Se trata del sustantivo acitara o sea, pretil de un puente y espero y deseo que siga formando parte de mi vocabulario . Haré lo posible para que así sea y espero que otros vocablos como este asomen regularmente, sin pedantería, en cuantos escritos publique, a excepción de EL PARRAFO IMPOSIBLE que coloco a continuación.
Estoy intentando,repito, recuperar el gusto por formas distintas de expresión y volver a los clásicos del SIGLO DE ORO.
A continuación, las nuevas palabras que crecen en EL ARBOL y que vamos a emplear en nuestro PARRAFO PEDANTEMENTE IMPOSIBLE.
ACIBERAR, moler
ACIDIA, pereza
ACITARA, pretil de un puente
ACOCULLADO, ebrio
ACONCHADILLO, guiso de carne
ACORAR, enfermar las plantas por accidentes atmosféricos
ACORES, enfermedad de la piel, que los niños padecen en cabeza y cara
ACUJERA, lazo para cazar pájaros
ACURRARSE, imitar la pronunciación de los andaluces.
ACHARADO, celoso
ACHIGUARSE, echar vientre una persona
ACHUNE, ortiga
ADEFAGO, voraz
ADIPSIA, falta de sed
AFERRUZADO, furioso
EL PARRAFO PEDANTEMENTE IMPOSIBLE
Aquella tarde de soles penitenciales en la que los trigos acoraban, yo seguí caminando por los campos bordados de ababoles.

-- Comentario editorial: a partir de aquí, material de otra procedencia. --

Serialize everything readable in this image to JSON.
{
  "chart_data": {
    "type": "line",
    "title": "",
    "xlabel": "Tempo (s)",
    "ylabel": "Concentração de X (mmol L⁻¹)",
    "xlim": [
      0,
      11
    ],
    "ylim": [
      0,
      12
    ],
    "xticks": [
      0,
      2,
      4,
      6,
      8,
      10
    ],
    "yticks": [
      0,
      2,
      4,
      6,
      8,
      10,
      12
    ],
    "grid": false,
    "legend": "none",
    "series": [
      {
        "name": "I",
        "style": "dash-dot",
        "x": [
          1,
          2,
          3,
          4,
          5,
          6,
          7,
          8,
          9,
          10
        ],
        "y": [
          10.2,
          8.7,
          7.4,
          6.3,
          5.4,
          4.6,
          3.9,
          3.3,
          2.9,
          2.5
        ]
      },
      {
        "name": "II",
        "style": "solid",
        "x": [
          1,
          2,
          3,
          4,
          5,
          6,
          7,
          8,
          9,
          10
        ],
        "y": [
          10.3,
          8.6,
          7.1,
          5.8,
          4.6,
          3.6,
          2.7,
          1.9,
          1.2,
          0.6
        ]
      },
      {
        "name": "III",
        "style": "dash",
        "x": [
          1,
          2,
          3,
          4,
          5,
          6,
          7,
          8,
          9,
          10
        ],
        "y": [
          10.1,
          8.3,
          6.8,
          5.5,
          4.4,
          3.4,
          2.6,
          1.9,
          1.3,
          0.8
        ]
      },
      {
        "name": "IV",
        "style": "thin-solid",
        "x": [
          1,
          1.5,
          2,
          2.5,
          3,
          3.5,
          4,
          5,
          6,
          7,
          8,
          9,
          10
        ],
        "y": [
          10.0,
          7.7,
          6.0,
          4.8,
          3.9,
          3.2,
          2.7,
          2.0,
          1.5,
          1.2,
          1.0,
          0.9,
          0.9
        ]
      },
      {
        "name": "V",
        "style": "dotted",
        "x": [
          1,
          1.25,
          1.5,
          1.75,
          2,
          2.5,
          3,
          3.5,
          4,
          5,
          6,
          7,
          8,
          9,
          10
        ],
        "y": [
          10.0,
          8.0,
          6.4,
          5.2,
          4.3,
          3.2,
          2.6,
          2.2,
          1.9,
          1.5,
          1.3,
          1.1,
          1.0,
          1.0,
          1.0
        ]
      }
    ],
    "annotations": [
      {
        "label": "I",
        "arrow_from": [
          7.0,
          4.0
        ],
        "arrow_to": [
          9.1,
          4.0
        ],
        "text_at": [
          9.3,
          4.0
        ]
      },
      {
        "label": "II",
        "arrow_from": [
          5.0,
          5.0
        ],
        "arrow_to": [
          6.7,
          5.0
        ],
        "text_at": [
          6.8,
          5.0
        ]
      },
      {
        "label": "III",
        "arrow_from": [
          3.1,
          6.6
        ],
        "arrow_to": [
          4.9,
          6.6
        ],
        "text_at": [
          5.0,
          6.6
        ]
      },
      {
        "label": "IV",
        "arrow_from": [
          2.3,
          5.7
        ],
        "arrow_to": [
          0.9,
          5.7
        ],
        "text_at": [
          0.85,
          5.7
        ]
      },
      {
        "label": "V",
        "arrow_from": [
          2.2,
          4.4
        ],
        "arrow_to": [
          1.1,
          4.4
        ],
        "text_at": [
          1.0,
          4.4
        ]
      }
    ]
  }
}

Había achunes a la orilla del camino que muchos convecinos empleaban como remedio para sus males y en un recodo, a lo lejos, vi a mi amigo Elisendo, niño adéfago -todos lo sabíamos- de la mano de su padre Prisco, hombre achiguado, últimamente, a causa , eso decían, de su afición a la cerveza y, sobre todo, a decir de quienes lo conocían bien, muy acharado.
Me pareció que Prisco discutía con Elisendo porque Elisendo, mi amigo Elisendo, se acurraba, sin apercibirse de ello, después de haber vivido en Málaga durante varios meses para tratar de curarse de acores en casa de sus tíos Berenguela y Hugo.
Elisendo traía en la mano una acujera . Prisco, su padre, lo había sorprendido tratando de cazar pájaros, cuando él, Prisco, bien sabido es, pertenece a la Asociación Protectora de Animales y Plantas.
Mi madre me había prohibido jugar con Elisendo desde el día aquel en que había comido en su casa un aconchadillo, por lo de los acores. Fue el mismo día que vimos a Prisco llegar acocullado de cerveza. Sentí lástima por él, pero Rosario y Elisendo no le dieron importancia.
-Siempre que va al molino a aciberar, llega a casa acocullado, aunque, a veces, antes de llegar a casa, se acoda en la acitara y vomita y, en otras, por acidia no lo hace y prefiere hacerlo en el corral. Elisendo dice que padece adipsia y por eso bebe y esto lo lleva a ser un acucullado.